Joni Rutter: Maybe I’m biased, but it’s the event that I really look forward to every year, because what people can expect from this event is it it’s not your typical workshop, not your typical meeting. It is full of rare disease resources and highlighting particular programs that are happening across the nation—programs that NCATS supports, programs that others support. And a lot of our partners are at the table giving presentations on their latest and greatest activities and resources that they have. So, these are coming across the nation, but also across the NIH and the NIH resources and partners that we have here, for example, for resources for clinical trials, resources for researchers out there doing rare disease research, resources for patients who are interested in learning more about rare diseases.
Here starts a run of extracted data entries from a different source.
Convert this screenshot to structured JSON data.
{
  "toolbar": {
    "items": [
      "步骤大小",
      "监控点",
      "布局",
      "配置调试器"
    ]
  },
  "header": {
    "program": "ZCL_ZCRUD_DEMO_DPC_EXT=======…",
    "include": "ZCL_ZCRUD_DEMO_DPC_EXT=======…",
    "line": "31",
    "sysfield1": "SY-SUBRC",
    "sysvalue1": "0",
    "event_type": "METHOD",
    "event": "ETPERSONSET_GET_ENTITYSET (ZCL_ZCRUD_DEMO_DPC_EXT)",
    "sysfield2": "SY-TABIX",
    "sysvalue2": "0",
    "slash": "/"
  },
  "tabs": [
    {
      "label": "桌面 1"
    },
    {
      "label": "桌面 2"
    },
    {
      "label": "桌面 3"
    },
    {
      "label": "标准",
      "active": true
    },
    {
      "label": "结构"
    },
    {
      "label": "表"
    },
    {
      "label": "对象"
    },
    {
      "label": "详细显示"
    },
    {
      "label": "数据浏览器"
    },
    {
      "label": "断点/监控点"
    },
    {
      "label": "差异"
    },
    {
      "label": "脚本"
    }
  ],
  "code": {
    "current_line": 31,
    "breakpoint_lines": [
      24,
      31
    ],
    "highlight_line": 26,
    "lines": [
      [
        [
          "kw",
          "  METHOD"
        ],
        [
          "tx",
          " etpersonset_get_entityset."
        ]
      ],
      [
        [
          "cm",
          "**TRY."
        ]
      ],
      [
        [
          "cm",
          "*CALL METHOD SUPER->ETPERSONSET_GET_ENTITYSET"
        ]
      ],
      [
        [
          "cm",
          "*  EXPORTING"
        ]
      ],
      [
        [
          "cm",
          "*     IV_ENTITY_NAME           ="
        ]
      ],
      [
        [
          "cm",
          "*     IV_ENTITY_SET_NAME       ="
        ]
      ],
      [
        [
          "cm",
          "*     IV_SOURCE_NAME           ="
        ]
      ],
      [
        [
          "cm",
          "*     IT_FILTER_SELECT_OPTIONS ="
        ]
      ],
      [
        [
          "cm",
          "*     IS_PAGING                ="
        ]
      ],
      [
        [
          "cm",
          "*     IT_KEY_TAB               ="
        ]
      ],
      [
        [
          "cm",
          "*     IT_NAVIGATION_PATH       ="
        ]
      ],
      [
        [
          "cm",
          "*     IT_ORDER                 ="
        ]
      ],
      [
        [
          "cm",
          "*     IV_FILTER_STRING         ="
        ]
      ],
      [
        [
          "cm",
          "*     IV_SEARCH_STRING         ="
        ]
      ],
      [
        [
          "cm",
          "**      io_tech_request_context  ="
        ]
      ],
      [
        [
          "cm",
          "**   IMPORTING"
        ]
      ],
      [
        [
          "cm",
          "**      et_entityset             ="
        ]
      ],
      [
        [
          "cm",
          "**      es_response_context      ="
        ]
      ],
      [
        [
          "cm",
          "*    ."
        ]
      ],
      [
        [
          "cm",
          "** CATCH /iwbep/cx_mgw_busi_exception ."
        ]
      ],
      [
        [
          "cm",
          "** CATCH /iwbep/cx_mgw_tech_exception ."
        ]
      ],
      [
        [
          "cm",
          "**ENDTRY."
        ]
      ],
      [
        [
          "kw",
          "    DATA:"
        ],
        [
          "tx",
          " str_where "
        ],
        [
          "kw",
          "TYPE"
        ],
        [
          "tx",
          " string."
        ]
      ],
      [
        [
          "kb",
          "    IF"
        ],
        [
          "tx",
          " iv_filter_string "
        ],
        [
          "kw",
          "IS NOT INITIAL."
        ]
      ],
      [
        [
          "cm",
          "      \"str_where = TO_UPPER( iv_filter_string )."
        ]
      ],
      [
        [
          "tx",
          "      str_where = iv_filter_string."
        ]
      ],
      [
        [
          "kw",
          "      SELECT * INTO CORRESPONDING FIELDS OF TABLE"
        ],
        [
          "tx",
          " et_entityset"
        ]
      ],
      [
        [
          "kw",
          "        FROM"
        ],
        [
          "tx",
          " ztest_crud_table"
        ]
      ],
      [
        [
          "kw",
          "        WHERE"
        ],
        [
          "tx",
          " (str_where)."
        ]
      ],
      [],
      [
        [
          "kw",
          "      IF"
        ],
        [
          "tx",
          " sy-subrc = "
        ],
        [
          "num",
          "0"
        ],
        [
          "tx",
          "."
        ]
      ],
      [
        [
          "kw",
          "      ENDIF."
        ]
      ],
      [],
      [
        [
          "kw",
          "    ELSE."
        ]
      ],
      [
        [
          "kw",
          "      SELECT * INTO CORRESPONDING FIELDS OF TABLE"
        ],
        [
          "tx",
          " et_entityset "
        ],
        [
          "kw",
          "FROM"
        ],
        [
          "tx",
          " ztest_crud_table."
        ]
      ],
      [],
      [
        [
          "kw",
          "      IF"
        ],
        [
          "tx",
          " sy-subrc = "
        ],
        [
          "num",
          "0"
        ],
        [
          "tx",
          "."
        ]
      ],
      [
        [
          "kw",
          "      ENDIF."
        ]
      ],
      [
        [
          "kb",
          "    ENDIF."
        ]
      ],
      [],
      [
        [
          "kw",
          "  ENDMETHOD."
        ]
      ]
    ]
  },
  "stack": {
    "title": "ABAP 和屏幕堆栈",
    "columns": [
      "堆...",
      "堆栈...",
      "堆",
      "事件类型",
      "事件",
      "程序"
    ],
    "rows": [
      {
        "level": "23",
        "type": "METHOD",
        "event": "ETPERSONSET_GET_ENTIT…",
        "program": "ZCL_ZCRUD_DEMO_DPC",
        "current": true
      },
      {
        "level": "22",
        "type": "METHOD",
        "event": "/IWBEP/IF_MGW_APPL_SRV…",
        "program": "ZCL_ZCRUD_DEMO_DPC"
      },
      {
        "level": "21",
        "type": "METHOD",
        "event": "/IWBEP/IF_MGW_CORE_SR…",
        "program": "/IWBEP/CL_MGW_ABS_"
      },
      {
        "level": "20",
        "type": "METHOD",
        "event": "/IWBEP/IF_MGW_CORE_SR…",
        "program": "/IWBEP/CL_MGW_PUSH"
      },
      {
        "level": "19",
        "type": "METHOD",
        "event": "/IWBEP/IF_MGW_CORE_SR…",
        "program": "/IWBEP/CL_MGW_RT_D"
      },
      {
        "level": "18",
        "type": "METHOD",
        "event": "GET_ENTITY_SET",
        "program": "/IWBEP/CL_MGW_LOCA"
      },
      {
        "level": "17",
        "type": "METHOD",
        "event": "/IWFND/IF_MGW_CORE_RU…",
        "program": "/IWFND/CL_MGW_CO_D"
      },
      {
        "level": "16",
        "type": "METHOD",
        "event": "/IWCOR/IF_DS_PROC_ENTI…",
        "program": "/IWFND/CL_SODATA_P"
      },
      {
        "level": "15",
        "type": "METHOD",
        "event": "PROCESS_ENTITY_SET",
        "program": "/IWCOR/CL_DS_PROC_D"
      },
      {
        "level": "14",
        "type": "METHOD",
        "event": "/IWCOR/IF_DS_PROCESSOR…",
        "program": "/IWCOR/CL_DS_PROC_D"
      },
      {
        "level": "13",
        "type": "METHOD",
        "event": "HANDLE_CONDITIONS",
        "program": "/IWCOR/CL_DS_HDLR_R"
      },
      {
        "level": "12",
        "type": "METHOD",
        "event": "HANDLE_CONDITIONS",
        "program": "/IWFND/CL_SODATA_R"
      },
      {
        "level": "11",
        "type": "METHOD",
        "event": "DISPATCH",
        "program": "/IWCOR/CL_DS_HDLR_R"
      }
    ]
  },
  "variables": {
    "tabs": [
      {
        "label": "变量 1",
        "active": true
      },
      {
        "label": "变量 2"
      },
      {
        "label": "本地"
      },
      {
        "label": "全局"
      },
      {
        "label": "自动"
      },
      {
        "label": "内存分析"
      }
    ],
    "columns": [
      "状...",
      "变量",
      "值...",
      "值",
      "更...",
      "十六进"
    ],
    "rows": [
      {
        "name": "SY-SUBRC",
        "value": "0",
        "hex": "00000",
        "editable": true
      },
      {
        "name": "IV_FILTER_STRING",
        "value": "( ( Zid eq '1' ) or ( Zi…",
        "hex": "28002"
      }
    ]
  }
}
And what we’ll hear too at the Rare Disease Day at the NIH is what I really appreciate a lot—hearing from the patients themselves. And so we’ll hear lots of rare disease stories from people with a rare disease, the important role of advocacy, and industry and how we can collaborate and partner together. And I think that comes across really well when we hear from the patient stories about their experience, their lived experience, and how we can learn from that moving forward. I hope that all of your listeners are able to join on February 28th. And if you need any information on that you can Google Rare Disease Day at the NIH, or there’s a link to it, which is ncats.nih.gov/news/events/rdd for Rare Disease Day.
Daniel Levine: Joni Rutter, director of the National Center for Advancing Translational Sciences. Joni, thanks as always for your time.
Joni Rutter: Thank you so much. I really appreciate it.
This transcript has been edited for clarity and readability.